2. Materials and Methods
The Research has been approved from the Ethics Committee on Human Subject of Thammasat University and the Ethics in Human Research Committee of the Thammasat University Hospital, according to the principles of the Declaration of Helsinki 1975.
Participants were adults aged 30-75 years old both males and females. Further, those had been diagnosed end stage renal failure at stage 5 and receiving hemodialysis more than three months, undergoing hemodialysis three times a week for 3-4 hours per day. The exclusion criteria were participants who had been resting systolic blood pressure greater than 200 mmHg and/or diastolic blood pressure greater than 120 mmHg, had neurological problems (e.g., stroke, had musculoskeletal problems (e.g., severe osteoarthritis, ambulation), uncontrolled pulmonary disease, mental health problems (diagnosis from doctor or psychiatrist) and cognitive impairment.

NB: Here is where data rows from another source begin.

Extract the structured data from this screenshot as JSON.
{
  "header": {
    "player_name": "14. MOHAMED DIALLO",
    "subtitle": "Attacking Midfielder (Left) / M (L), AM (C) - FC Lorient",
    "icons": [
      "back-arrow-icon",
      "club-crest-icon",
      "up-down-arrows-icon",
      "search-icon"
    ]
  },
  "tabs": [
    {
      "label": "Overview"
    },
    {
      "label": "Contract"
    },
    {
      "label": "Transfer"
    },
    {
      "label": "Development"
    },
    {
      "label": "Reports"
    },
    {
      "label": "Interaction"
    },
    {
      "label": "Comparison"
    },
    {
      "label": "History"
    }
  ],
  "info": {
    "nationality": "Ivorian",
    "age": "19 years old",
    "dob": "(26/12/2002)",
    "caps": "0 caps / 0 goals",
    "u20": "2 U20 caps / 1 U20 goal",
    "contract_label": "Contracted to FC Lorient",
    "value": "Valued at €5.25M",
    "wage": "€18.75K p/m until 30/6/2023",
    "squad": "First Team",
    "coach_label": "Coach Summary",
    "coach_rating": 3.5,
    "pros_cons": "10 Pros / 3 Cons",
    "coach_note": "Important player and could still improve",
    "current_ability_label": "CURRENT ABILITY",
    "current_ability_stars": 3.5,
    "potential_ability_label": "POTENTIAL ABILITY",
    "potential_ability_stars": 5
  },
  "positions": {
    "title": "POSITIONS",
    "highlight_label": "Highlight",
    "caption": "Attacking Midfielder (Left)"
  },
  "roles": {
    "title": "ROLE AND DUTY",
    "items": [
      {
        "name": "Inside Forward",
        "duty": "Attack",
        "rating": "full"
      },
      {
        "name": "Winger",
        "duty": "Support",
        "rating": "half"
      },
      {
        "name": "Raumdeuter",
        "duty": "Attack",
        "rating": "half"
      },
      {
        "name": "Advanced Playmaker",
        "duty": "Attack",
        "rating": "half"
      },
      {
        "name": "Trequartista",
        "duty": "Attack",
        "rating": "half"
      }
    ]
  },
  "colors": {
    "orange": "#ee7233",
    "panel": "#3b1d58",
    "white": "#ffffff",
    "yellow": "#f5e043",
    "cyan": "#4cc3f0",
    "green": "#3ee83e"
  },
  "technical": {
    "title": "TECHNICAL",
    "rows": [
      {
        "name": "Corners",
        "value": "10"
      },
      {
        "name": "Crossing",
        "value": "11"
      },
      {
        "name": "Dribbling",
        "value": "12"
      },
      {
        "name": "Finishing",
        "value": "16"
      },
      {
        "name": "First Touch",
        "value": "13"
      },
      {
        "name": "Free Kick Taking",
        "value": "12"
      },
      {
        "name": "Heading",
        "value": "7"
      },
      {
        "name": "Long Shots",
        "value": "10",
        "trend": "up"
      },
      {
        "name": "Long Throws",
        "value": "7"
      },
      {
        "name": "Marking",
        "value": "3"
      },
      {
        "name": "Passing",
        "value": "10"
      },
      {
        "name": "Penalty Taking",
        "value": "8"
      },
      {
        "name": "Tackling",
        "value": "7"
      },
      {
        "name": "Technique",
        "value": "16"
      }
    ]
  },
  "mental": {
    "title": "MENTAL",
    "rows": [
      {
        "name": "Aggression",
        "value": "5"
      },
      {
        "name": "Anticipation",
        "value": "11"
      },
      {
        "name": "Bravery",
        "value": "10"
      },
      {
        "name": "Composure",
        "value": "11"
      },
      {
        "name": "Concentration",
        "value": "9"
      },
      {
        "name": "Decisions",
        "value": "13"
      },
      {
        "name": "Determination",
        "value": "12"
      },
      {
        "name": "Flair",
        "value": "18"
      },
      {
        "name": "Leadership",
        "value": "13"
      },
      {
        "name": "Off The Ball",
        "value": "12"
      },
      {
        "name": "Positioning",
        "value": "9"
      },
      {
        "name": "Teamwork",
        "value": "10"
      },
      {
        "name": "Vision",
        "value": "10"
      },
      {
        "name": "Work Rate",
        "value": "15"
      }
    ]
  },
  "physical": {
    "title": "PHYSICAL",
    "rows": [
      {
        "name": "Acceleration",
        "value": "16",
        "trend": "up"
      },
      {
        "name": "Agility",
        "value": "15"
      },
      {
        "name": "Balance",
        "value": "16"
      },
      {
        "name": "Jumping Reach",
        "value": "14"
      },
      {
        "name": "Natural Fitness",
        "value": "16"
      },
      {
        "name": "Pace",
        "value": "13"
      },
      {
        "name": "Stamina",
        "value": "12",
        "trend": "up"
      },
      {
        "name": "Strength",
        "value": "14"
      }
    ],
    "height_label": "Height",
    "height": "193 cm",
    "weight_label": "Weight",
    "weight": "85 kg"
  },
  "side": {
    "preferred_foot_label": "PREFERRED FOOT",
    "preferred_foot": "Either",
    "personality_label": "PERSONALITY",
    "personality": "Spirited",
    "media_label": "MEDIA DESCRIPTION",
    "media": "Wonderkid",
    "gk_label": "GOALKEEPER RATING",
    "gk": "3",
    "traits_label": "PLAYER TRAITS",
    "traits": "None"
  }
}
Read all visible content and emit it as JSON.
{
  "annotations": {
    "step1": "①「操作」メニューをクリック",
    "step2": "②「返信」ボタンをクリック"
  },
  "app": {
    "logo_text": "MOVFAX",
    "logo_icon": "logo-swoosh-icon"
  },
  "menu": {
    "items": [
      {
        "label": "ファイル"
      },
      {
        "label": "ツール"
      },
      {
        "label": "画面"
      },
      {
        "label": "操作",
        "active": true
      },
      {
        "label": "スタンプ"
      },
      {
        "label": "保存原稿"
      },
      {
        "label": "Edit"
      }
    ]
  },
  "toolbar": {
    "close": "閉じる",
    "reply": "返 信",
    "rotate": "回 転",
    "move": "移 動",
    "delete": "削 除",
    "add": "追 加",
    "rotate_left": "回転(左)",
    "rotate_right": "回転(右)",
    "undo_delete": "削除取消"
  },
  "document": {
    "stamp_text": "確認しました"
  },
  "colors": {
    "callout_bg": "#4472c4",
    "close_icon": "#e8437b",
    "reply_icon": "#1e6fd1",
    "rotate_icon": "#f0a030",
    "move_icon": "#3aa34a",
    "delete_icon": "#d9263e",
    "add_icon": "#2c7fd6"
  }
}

Prior to the training program, the participants were explained the objective and methodology of the study. Next, participants were asked to sign the informed consent and fill in a questionnaire, such as medical history, duration of hemodialysis, history of drinking and smoking. Participants performed respiratory muscle strength testing. Maximal inspiratory pressure (MIP) and maximal expiratory pressure (MEP) were measured by a mouth pressure meter (Micromedical generation, micro DL no.2, Carefusion company). Participants were asked to sit on a chair comfortably and the noseclip was attached. After that, individuals were requested to take a deep breath near to residual volume and inhale deeply with hold on 1.5 seconds this could be defined as MIP. Next, for the MEP, participants take a deep breath near to total lung capacity and exhale fast and then hold on 1.5 seconds. Participants were requested to repeat the tests for three to five times and maximal value was recorded3. Participants rest for five minutes or rest until heart rate recovery. Prior to the functional capacity testing (i.e., the 6-minute walk test: 6MWT), the participants were recorded blood pressure, heart rate, rate perceived exertion (RPE: modified Borg scale 0-10) and oxygen saturation Participants performed the 6MWT which is long level corridor 30 meters and walk within six minutes4. Blood pressure, heart rate, RPE and oxygen saturation were re-assessed after 6MWT. The perception of breathlessness is rated on a Likert scale between 1 (very difficult to breath) and 5 (not difficult to breath). Participants were asked to complete how difficult breath during the past month.
The respiratory muscle training program was used by the prototype of respiratory muscle training version II (TU-breathe V. 2); see Figure 1. The system composes an air resistive respiration training device including a respiration sensor. The pressure sensor is connected to the respiratory sensor and it is sent the pressure value via Bluetooth which has been installed by a smartphone. The pressure sensor and system have been described in detail elsewhere 2.
The participants were asked to take a deep breath in deeply and the maximal pressure value was shown and recorded. After that, the participants were required to take deep breath in for 40% of maximal inspiration, 15 times/ sets for 3 sets, interval 60 seconds. Respiratory muscle strength was reassessed after 4-week intervention for adjusting respiratory loading. Functional capacity and respiratory muscle strength were performed after 8-week intervention program.
The data analysis was calculated with SPSS program version 20. The statistically significance is set p value less than 0.05. Kolmogorov - Smirnov (Goodness of fit) test was used for test of distribution data. Paired t-test was performed to evaluate the effect of breathing training on respiratory muscle strength, functional capacity and sensation of breathlessness in pre and post training program (before vs. after 8-week intervention).